Now that boom has turned to blight, a plan is in the works to redevelop the area into a commercial and entertainment hub in the borough.

By: Dan Roman

A rusting rail yard and buildings scarred by neglect are part of the legacy of the once booming industrial area of Hamburg.

Now that boom has turned to blight, a plan is in the works to redevelop the area into a commercial and entertainment hub in the borough.

The Second Street Redevelopment Plan is a joint effort by the borough's Planning Commission and the Berks County Redevelopment Authority (BCRA).

One of the first steps in the redevelopment effort required an official designation from the state for the blighted area.

The planning commission recently accepted its certification of blight for the area between the Schuylkill River and Peach Alley to the east and between Island Street to the north and Route 61 to the south.

Under state law, a blighted area is eligible for state and federal grants that it otherwise wouldn't be able to receive.

"You can't ask for money to fix Beverly Hills," John Leonforte, code administrator, said. "You have to have that designation."

But Leonforte said that not every property within the area has to be in a state of disrepair.

In fact, in order to qualify, an area only has to meet one of seven conditions laid out by the state's Urban Redevelopment Law.

Some of the criteria used to determine whether an area is blighted include unsafe or unhealthy buildings, inadequate planning, faulty street layout, and economically or socially undesirable land use.

A study of the area found that only 18 of the 175 properties in the blighted area are beyond repair and another 26 are in need of major repairs. The majority, 111 of the properties, are in need of minor repairs.

The blighted area is made up of industrial, commercial, and residential properties.

Leonforte said the county approached the borough more than six months ago to start the process.

"The county has been watching the revitalization efforts of older boroughs," Ken Pick, community development director and executive director of the BCRA, said.

Pick said Hamburg is the second borough the county is helping with the process.

The first such project in West Reading has already completed some revitalization projects in their blighted area.

West Reading has already undergone a streetscape project similar to one taking place in Hamburg.

Both West Reading and Hamburg are farther along in revitalization efforts and have, therefore, attracted the county's attention, Pick said.

In addition to the Main Street Program and its designation as a Blueprint Community, Hamburg may eventually qualify for the state's Elm Street Program and qualify for even more funding, Pick said.

Hamburg's Second Street Redevelopment Plan is a preliminary vision to resurrect a section of the borough that was once dominated by knitting mills, factories and rail yards.

The plan seeks to incorporate part of the industrial past into a more commercially-oriented future.

A plan to resurrect the old train station and rail line in order to promote tourism and excursions between Temple and Scranton is one of the goal's for the area.

Other goals include creating professional office space, extending Grand Street to intersect with Route 61, helping homeowners in the area renovate their properties if needed, hastening the opening of the Reading Railroad Museum and creating an entertainment and shopping district.

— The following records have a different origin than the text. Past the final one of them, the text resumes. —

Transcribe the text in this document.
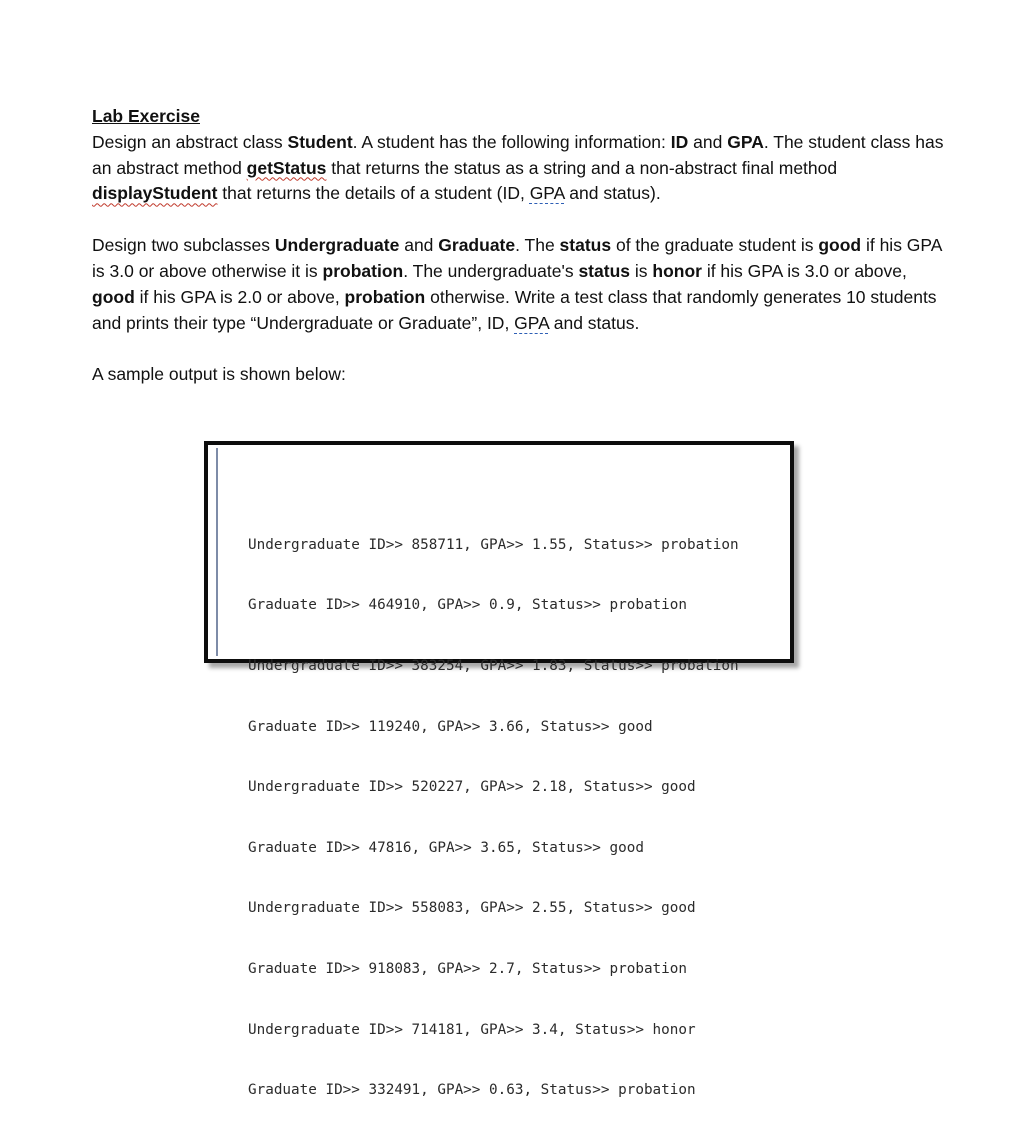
Lab Exercise

Design an abstract class Student. A student has the following information: ID and GPA. The student class has an abstract method getStatus that returns the status as a string and a non-abstract final method displayStudent that returns the details of a student (ID, GPA and status).

Design two subclasses Undergraduate and Graduate. The status of the graduate student is good if his GPA is 3.0 or above otherwise it is probation. The undergraduate's status is honor if his GPA is 3.0 or above, good if his GPA is 2.0 or above, probation otherwise. Write a test class that randomly generates 10 students and prints their type “Undergraduate or Graduate”, ID, GPA and status.

A sample output is shown below:

Undergraduate ID>> 858711, GPA>> 1.55, Status>> probation

Graduate ID>> 464910, GPA>> 0.9, Status>> probation

Undergraduate ID>> 383254, GPA>> 1.83, Status>> probation

Graduate ID>> 119240, GPA>> 3.66, Status>> good

Undergraduate ID>> 520227, GPA>> 2.18, Status>> good

Graduate ID>> 47816, GPA>> 3.65, Status>> good

Undergraduate ID>> 558083, GPA>> 2.55, Status>> good

Graduate ID>> 918083, GPA>> 2.7, Status>> probation

Undergraduate ID>> 714181, GPA>> 3.4, Status>> honor

Graduate ID>> 332491, GPA>> 0.63, Status>> probation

But Leonforte is quick to note that the borough has not made a commitment to act on any of these goals.

"This is still in the preliminary stages and nothing is concrete," Leonforte said. "We're not committed to anything yet."

In fact, the plan is undergoing further review by both the Berks County Redevelopment Authority and the Hamburg Planning Commission.

Before Hamburg Borough Council can adopt such a plan, a public hearing has to be held. That prospect lies months in the future.